Age is discrete data because we could be infinitely precise and use an infinite number of decimal places, rendering age continuous as a result. However, generally, we use age as a discrete variable.
FAQs on Discrete and Continuous Data in Statistics Explained Clearly
1. What is the difference between discrete and continuous data?
The main difference between discrete data and continuous data is that discrete data can only take specific countable values, while continuous data can take any value within a given range.
- Discrete data: Countable numbers (e.g., number of students = 25).
- Continuous data: Measured values (e.g., height = 170.5 cm).
- Discrete data has gaps between values; continuous data can include decimals and fractions.
2. What is discrete data in statistics?
Discrete data is data that can only take specific, separate, and countable values.
- Usually whole numbers.
- Obtained by counting.
- Examples: number of books, number of cars, number of students in a class.
3. What is continuous data in statistics?
Continuous data is data that can take any numerical value within a given range.
- Obtained by measuring.
- Can include decimals and fractions.
- Examples: height (172.4 cm), weight (65.8 kg), temperature (36.7°C).
4. How do you identify whether data is discrete or continuous?
You can identify the type of data by checking whether it is counted or measured.
- If the data is counted and takes whole numbers → it is discrete.
- If the data is measured and can take decimals → it is continuous.
5. Can you give examples of discrete and continuous data?
Examples of discrete and continuous data help clarify their differences.
- Discrete data examples: number of goals scored (3), number of pets (2).
- Continuous data examples: height (165.2 cm), time taken (12.45 seconds).
6. Is age discrete or continuous data?
Age is generally considered continuous data because it can be measured precisely and include fractions of a year.
- For example, a person can be 10.5 years old.
- However, if recorded in whole years (e.g., 10, 11, 12), it may appear discrete.
7. What type of graph is used for discrete and continuous data?
A bar graph is typically used for discrete data, while a histogram is used for continuous data.
- Bar graph: Separate bars with gaps (for countable values).

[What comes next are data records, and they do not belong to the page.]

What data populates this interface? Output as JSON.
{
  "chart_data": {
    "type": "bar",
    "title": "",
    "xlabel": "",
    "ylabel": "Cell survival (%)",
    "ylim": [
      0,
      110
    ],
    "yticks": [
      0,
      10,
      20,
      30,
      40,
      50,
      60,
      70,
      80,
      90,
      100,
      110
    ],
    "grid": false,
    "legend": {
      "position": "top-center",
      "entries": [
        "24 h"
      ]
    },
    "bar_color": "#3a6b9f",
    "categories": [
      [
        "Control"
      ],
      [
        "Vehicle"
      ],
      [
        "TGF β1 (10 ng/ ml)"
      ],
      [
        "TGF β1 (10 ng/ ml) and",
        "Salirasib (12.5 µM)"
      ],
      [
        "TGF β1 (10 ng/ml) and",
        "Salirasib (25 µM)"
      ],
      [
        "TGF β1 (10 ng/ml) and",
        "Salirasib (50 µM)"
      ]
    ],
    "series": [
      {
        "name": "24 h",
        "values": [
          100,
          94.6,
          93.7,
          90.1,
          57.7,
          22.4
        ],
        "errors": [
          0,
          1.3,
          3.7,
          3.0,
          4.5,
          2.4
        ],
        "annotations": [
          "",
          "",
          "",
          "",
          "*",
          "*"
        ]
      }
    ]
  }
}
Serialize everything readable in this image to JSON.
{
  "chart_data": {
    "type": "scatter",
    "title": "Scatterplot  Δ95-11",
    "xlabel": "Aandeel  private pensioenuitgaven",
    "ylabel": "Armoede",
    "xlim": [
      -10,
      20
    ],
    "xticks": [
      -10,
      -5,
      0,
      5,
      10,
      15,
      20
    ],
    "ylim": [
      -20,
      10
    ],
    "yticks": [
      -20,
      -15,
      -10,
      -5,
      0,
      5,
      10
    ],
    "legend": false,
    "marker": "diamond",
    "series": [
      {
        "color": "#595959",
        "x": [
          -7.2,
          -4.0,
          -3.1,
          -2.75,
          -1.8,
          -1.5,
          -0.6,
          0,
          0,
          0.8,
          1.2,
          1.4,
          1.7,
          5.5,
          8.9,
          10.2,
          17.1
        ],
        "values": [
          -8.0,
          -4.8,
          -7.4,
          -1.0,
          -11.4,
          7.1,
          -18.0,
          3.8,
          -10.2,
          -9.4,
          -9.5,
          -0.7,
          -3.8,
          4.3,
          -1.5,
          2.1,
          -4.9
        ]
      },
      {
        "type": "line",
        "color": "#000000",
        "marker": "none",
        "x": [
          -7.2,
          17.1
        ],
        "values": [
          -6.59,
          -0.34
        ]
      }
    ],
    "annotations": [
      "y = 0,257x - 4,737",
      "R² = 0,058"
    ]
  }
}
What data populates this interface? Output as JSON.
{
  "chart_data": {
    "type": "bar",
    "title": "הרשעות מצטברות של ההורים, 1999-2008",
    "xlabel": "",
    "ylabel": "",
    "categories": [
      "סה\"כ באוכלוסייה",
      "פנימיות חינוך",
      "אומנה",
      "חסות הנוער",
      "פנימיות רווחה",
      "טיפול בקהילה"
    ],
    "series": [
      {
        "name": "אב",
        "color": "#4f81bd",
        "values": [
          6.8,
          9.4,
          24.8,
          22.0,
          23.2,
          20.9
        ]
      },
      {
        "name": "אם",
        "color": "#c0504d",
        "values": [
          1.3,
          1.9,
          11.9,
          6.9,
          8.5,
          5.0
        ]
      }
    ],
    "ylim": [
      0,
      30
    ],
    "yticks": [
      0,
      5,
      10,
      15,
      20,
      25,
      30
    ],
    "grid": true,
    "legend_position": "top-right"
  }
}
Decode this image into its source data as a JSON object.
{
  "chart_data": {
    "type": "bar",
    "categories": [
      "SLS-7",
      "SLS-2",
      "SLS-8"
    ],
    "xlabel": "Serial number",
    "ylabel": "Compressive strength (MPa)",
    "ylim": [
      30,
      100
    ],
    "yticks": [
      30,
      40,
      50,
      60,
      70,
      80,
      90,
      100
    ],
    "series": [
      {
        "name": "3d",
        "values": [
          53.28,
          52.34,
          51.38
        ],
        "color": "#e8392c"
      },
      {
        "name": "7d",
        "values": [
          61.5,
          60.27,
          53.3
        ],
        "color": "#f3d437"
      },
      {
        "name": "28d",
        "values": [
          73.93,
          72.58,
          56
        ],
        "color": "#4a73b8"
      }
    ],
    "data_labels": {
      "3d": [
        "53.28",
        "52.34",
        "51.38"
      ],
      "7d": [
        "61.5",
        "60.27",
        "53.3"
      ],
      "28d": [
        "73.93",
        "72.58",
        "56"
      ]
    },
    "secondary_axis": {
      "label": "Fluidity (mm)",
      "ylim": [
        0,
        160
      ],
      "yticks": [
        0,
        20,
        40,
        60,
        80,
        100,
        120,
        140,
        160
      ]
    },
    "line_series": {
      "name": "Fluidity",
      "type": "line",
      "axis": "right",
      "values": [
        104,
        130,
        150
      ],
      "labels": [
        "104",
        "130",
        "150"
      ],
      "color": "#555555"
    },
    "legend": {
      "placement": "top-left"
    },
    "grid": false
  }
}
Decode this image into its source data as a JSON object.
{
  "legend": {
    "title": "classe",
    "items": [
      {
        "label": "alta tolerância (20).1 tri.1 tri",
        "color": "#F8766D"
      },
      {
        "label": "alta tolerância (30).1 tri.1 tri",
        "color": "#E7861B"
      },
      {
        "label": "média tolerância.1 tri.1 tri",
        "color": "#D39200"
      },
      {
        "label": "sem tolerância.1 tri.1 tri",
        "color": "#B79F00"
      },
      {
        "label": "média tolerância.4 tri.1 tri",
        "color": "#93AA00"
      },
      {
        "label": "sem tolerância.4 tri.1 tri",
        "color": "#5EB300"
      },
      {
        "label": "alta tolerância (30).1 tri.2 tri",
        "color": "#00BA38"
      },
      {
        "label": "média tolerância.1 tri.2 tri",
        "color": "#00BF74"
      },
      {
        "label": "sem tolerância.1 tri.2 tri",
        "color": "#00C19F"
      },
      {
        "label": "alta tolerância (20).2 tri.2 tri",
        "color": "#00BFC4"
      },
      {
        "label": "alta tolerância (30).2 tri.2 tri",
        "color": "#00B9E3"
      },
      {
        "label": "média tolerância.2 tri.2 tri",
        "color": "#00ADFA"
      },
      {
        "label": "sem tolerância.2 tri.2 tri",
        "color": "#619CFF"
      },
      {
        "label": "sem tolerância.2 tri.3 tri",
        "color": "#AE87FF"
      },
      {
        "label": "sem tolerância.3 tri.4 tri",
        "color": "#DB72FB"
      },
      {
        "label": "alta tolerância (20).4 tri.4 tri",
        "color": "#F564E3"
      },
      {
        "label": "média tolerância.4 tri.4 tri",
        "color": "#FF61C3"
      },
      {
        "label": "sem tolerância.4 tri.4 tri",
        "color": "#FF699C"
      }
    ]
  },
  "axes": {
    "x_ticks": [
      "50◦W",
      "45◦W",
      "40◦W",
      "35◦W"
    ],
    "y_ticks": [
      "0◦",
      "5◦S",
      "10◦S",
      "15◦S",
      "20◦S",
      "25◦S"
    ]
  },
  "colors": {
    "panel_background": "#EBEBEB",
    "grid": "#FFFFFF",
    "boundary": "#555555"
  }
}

- Histogram: Bars touch each other (for grouped continuous intervals).
8. Why can continuous data take infinite values?
Continuous data can take infinite values because it includes every possible number within a range.
- Between 1 and 2, there are infinitely many decimals (1.1, 1.01, 1.001, etc.).
- This makes continuous data uncountable in practice.
9. What are some real-life applications of discrete and continuous data?
Discrete and continuous data are widely used in real-life statistics and data analysis.
- Discrete data applications: counting customers, tallying votes, inventory management.
- Continuous data applications: measuring temperature, tracking speed, recording rainfall.
10. What are common mistakes when distinguishing discrete and continuous data?
A common mistake is assuming all numerical data is continuous, but the key difference depends on counting versus measuring.
- Confusing recorded whole numbers (like age in years) with truly discrete data.
- Forgetting that continuous data can be rounded but still remains continuous.
- Using the wrong graph type (e.g., bar graph instead of histogram).